The B Word

I wanted to take a second to point out some peculiarities of my day today, before I go on vacation.

There was a big accident in the middle of college ave. today, causing traffic delays for cars and pedestrians alike. It looked like some people were severely injured, so I hope they're ok.

The Stealthcat Productions blog was marked as spam by Blogger. There wasn't anything particularly spammy about the blog, so I'm really curious what they're algorithm for spam detection is.

I'm listening to This American Life on the current economic crisis, trying to get a better understanding of this massive BAILOUT. What's peculiar about this is I've been getting emails like this from the engineering department:

We in Engineering Career Services have sensed a general anxiety among students about the economy and the availability of jobs.

We are not fortune-tellers, but from what we see at this time, it does not appear that the problems plaguing the financial and housing market sectors are having a major impact on the continuing need for engineers in traditional industries.

We in Career Services and our employer partners are perplexed to note a significant downturn in student applications (resume submissions) this year over last -- in some cases, resumes submitted to specific employers have been down by 80% or more -- both for large companies and smaller firms.

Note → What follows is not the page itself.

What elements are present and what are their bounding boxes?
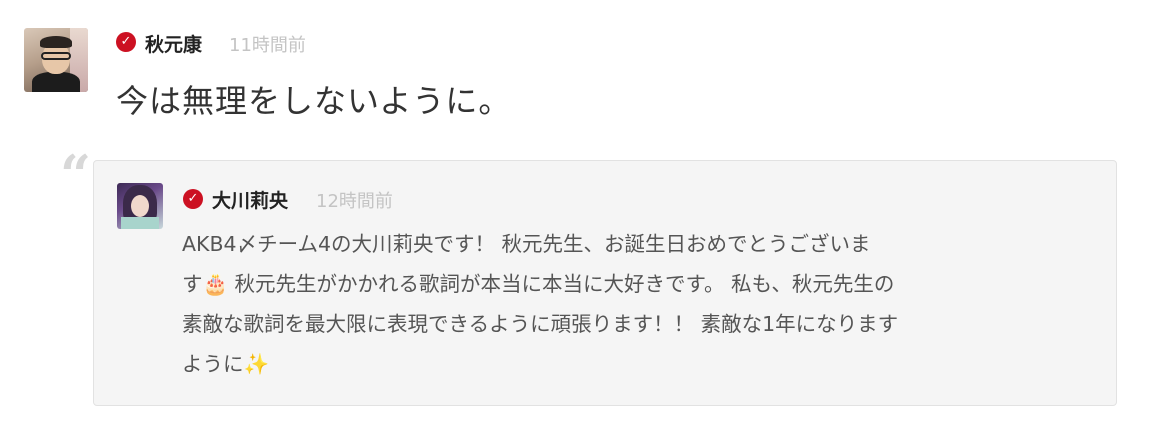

We are hearing from employer after employer that they anticipate hundreds of engineering jobs to be filled this year, and they hope to fill many of those openings with cornell engineers.

It appears at this time that traditional engineering jobs will still be plentiful at the entry level, even if the total need slips by a few percentage points. In addition to energy (you can expect this sector to boom, regardless of who becomes our next president!), and defense, the need for engineers in most traditional industries is not likely to diminish much -- unlike the recession in the early 2000s, today's problems do not stem from the technical sector -- however, students seeking careers in the financial or related sectors may see some greater retraction as those industries reorganize. It is uncertain at this time how much of that downturn might spread to consulting and other business application industries, but recruiting by those industries has been fairly comparable to previous years.

As for on-campus recruiting, for many employers, not enough resumes are being submitted to even fill an interview schedule, and employers are cancelling schedules, not because they don't have jobs, but because they don't have enough applicants to warrant a trip to Ithaca.

As of this writing, the employers visiting campus DO have plenty of jobs they would like to fill with Cornell graduates. They learned lessons from the previous downturn to not overhire, and to not raise expectations by recruiting on campus when there are few jobs to fill.

They even emboldened the important points the letter in case you'd rather not read the whole thing. Offhand I find this letter quite amusing. The fact that our career services center staff "are not fortune tellers", the idea students have that this is just like the dot com boom, and the career center trying to allay our fears.

I think the most interesting part is that we have all these fears and no facts. And that maybe if we did have the facts, there wouldn't be as much fear. I wonder if this low recruitment rate is happening in other colleges.